What lessons can a writer draw from the book, then?

First, it can be useful to have a central character go against the grain of the reader's expectations. Rogan, Hatcher's partner, cottons on more quickly than she does that the 'suicide' might not be so straightforward. His unhappiness with Hatcher's lack of attention helps define her character and lends her more humanity. We know as we're reading that of course this case must be more complex than she is allowing, so that builds our interest and our determination for Hatcher to see the light and move the case on.

Burke's writing style is workmanlike and unadventurous, without the lyricism and tenderness of her father. This isn't such a problem, however, as the book is concerned with problem-solving, not the creation of a world to house her characters - we all know New York from TV shows like CSI (referred to by one of the characters) and others. The absence of style works to the extent that it focuses attention on facts and details and on characters.

But it does leach the book of a certain amount of resonance. It's as though Burke is taking this description of Hatcher's processes as her modus operandi when it comes to literary style:
But Ellie knew her true motivations. She was being rational. She was acting on evidence, not emotion; on reality, not old memories.
So nary a metaphor or simile or image appears in the book, even when there's the opportunity:
As she took the seat offered in the parlor room adjacent to the foyer, Ellie found herself distracted by the man’s appearance. He was more than twice her age, but still handsome with longish salt-and-pepper hair, a strong jaw, and the kind of wear and tear considered distinguished on a man. But Ellie kept seeing the man he’d once been—the man photographed so many times with famous musicians from her childhood, at spots like Studio 54, with then-starlets like Ali MacGraw and Carrie Fisher.
This is a physical description of Whitmire sure enough, but it doesn't give any impression of what he's like, sitting there on the sofa.  Her attempt to build his character is made through the association of Whitmire with Ali McGraw and Carrie Fisher, not through a suggestive image or simile. This reduces the texture of the writing, and the book.
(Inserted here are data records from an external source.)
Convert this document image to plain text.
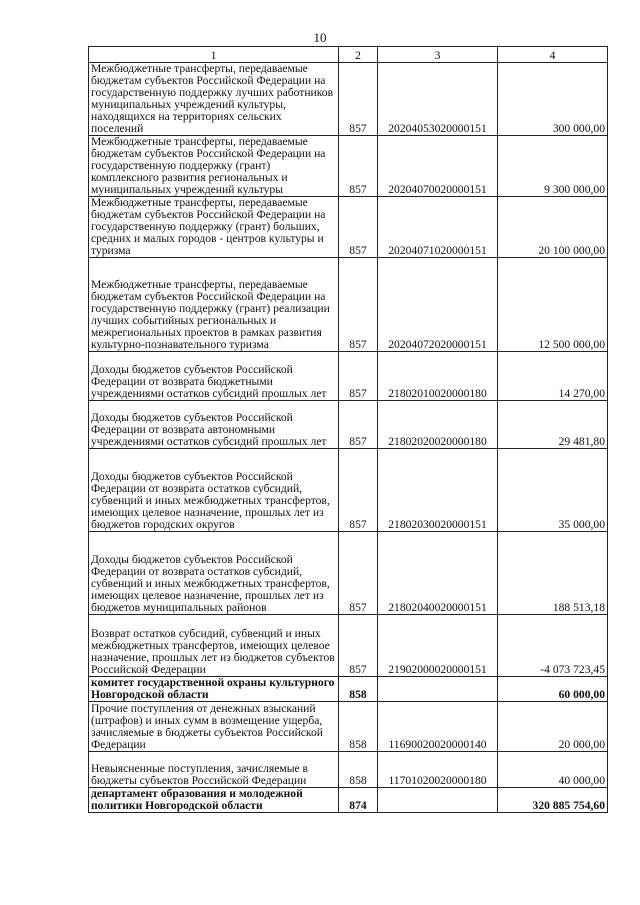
10
1	2	3	4
Межбюджетные трансферты, передаваемые бюджетам субъектов Российской Федерации на государственную поддержку лучших работников муниципальных учреждений культуры, находящихся на территориях сельских поселений	857	20204053020000151	300 000,00
Межбюджетные трансферты, передаваемые бюджетам субъектов Российской Федерации на государственную поддержку (грант) комплексного развития региональных и муниципальных учреждений культуры	857	20204070020000151	9 300 000,00
Межбюджетные трансферты, передаваемые бюджетам субъектов Российской Федерации на государственную поддержку (грант) больших, средних и малых городов - центров культуры и туризма	857	20204071020000151	20 100 000,00
Межбюджетные трансферты, передаваемые бюджетам субъектов Российской Федерации на государственную поддержку (грант) реализации лучших событийных региональных и межрегиональных проектов в рамках развития культурно-познавательного туризма	857	20204072020000151	12 500 000,00
Доходы бюджетов субъектов Российской Федерации от возврата бюджетными учреждениями остатков субсидий прошлых лет	857	21802010020000180	14 270,00
Доходы бюджетов субъектов Российской Федерации от возврата автономными учреждениями остатков субсидий прошлых лет	857	21802020020000180	29 481,80
Доходы бюджетов субъектов Российской Федерации от возврата остатков субсидий, субвенций и иных межбюджетных трансфертов, имеющих целевое назначение, прошлых лет из бюджетов городских округов	857	21802030020000151	35 000,00
Доходы бюджетов субъектов Российской Федерации от возврата остатков субсидий, субвенций и иных межбюджетных трансфертов, имеющих целевое назначение, прошлых лет из бюджетов муниципальных районов	857	21802040020000151	188 513,18
Возврат остатков субсидий, субвенций и иных межбюджетных трансфертов, имеющих целевое назначение, прошлых лет из бюджетов субъектов Российской Федерации	857	21902000020000151	-4 073 723,45
комитет государственной охраны культурного Новгородской области	858		60 000,00
Прочие поступления от денежных взысканий (штрафов) и иных сумм в возмещение ущерба, зачисляемые в бюджеты субъектов Российской Федерации	858	11690020020000140	20 000,00
Невыясненные поступления, зачисляемые в бюджеты субъектов Российской Федерации	858	11701020020000180	40 000,00
департамент образования и молодежной политики Новгородской области	874		320 885 754,60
Finally there's a lesson about the use of lesser or subsidiary characters. As I mentioned, Grisco is introduced tangentially through his actions. Because of the role he plays in the story, Burke can't say too much about him. But there might have been ways to show him interacting with others and hence demonstrate his character or personality. This would have helped us invest a little more in him and his story as it's revealed towards the end. As it is, he starts a shadow and ends a shadow, despite the large part he turns out to have played in the book's storyline.

Alafair Burke's books are efficient and easy to read (though this took me an inordinately long time to finish!). They have the virtue of a reasonably fast pace and clarity of exposition, and the stories and criminal investigations are done well enough.

The next step is to introduce a sense of a larger world, of deeper motivation, even of spiritual depth. Unfortunately, she needs to write a little bit more like her father.